Aujourd’hui j’ai envie de passer au long-métrage. Je suis actuellement en écriture avec Laurence Arné, Laure Hennecquart et Laurent Turner d’un film choral intitulé Les Grands Moments de Solitude. On en est encore aux prémisses mais ça avance, on livre une première version très bientôt, on verra bien ce que l’avenir nous réservera.

Donc le court-métrage, terminé pour le moment ? 

J’ai quand même écrit 2, 3 courts-métrages qui sont en attente, donc au cas où je ne tourne pas en 2018, je les retravaillerai et je les tournerai. Mais j’ai vraiment envie de passer au long-métrage. Le court est une magnifique école, qui te donne une liberté incroyable mais pour mon émancipation personnelle, j’ai besoin d’aller plus loin et de passer au long. Et puis, on veut également développer Hilldale à fond avec Stephen, avoir des challenge toujours plus grand ! On veut développer le clip et la publicité de manière significative car c’est aussi ultra intéressant !

Si tu pouvais te voir il y a dix ans, lorsque tu as commencé, que te conseillerais-tu ? 

De ne pas écouter les gens qui disent que ce que tu fais est nul. Fais-le et après juge par toi-même si effectivement c’est nul ! (rires) Se planter ce n’est pas grave, le pire est de ne pas essayer.
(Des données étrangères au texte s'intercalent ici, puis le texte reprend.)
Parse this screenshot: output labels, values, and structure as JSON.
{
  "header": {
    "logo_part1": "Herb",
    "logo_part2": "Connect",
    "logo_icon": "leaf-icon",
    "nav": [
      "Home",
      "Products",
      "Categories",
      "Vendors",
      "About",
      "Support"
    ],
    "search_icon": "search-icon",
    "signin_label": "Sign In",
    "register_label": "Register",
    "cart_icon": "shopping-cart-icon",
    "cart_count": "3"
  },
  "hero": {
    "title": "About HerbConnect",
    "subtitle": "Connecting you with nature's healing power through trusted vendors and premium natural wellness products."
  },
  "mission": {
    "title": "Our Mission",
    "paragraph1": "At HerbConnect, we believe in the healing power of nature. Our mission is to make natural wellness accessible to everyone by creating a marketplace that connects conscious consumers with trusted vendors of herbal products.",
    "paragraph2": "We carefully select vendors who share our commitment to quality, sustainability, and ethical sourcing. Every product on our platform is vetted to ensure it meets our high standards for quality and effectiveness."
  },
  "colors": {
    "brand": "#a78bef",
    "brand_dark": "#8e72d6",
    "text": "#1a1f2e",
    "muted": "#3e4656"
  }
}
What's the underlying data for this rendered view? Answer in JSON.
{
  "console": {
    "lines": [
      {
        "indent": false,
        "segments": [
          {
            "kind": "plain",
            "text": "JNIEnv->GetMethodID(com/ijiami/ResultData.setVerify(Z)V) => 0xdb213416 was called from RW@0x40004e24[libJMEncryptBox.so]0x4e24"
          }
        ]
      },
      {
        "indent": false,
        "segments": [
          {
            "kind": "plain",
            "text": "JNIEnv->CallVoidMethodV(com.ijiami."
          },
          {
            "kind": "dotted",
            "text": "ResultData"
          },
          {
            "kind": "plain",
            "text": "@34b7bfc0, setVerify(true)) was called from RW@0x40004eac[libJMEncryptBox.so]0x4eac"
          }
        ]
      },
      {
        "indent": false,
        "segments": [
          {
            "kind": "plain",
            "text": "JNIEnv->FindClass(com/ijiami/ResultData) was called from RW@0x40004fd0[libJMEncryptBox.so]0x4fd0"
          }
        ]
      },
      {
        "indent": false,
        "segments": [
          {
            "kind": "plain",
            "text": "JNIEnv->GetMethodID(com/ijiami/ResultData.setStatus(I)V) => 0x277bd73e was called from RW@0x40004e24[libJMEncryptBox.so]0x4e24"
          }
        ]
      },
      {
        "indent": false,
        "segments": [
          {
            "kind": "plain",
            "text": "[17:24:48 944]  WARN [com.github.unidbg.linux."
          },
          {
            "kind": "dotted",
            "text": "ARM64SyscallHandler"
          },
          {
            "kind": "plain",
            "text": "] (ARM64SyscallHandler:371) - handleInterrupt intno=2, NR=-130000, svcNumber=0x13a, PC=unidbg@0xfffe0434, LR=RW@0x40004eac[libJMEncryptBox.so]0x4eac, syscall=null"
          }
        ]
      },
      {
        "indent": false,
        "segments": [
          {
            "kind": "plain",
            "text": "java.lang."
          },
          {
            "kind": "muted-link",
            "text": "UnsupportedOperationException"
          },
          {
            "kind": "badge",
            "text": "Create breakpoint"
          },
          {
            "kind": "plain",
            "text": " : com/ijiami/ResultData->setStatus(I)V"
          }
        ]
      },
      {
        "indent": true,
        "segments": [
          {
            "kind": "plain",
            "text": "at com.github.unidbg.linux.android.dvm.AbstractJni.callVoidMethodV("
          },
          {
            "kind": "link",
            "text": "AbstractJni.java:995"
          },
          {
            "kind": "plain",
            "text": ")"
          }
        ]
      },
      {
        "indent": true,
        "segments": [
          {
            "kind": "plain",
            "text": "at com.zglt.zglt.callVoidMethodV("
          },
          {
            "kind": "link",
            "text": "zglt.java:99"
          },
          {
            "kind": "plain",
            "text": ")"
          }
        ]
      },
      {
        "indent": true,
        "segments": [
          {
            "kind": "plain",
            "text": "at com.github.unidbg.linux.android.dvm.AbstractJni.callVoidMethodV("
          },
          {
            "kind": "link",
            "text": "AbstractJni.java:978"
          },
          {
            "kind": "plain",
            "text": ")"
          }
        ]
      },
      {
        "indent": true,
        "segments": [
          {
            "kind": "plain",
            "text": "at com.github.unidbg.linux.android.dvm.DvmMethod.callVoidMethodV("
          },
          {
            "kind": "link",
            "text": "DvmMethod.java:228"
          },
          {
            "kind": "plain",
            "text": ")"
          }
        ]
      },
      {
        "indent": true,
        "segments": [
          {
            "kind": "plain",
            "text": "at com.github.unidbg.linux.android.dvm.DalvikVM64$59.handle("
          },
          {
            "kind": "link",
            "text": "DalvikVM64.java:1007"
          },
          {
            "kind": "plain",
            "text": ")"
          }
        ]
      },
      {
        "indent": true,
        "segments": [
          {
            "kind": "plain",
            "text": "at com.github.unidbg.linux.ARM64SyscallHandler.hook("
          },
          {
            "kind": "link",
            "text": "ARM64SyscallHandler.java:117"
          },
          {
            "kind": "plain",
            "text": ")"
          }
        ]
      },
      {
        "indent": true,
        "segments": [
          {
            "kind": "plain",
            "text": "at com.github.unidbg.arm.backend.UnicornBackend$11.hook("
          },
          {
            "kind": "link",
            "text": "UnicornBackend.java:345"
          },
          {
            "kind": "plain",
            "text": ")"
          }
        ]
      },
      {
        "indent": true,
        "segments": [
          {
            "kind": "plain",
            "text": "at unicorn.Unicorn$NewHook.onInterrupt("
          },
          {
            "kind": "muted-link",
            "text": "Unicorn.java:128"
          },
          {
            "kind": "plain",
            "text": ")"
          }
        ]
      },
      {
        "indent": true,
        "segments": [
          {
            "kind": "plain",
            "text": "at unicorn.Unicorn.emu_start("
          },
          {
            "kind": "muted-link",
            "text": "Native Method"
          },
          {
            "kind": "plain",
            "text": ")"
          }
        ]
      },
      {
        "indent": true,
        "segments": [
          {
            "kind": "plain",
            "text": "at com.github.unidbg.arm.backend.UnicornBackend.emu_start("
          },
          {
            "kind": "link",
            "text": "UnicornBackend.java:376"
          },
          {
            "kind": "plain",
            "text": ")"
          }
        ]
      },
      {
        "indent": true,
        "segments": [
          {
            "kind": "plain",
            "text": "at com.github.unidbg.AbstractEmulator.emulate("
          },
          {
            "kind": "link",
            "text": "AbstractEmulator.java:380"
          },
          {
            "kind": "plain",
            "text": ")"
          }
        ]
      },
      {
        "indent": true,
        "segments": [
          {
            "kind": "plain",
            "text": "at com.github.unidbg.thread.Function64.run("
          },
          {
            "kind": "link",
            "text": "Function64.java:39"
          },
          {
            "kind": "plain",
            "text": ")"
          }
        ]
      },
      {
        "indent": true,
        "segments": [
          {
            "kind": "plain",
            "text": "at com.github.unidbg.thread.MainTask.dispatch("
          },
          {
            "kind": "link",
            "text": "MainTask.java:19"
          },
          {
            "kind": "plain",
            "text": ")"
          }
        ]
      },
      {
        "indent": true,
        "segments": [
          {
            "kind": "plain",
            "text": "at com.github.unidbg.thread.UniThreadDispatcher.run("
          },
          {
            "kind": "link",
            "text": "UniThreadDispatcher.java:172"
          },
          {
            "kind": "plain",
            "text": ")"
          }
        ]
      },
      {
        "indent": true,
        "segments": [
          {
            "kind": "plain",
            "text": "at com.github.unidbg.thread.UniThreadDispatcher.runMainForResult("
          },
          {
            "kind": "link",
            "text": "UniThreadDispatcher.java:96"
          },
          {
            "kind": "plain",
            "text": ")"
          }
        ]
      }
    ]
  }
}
Tous les jours tu doutes dans ce métier, tu n’es jamais sûr de toi et c’est une bonne chose car si tu es trop confiant, tu peux te planter. Un film n’est jamais parfait. Même des réalisateurs comme Spielberg ou Cameron voient énormément de défauts dans leurs films. Ce qu’il faut avant tout c’est bien s’entourer, tester et essayer. Pour ce qui est de s’entourer, l’école de cinéma m’a beaucoup aidé là-dessus.

Donc tu conseillerais de faire une école de cinéma ?

Ça dépend de tellement de choses. Déjà il faut avoir les moyens de la faire, donc ça n’est pas toujours simple. Après, l’école de cinéma ne t’apprend pas grand chose, autant prendre une carte UGC illimitée et aller te plonger dans des films. Mais par contre elle te fait rencontrer énormément de monde. Tu rencontres d’autres passionnés, des gens avec lesquels tu pourras travailler sur des films dans le futur. Le monteur sur mes premiers courts venait de la même école que moi, toute l’équipe image de mon frère sont des gens qu’il a rencontré à l’ESRA, une école de cinéma.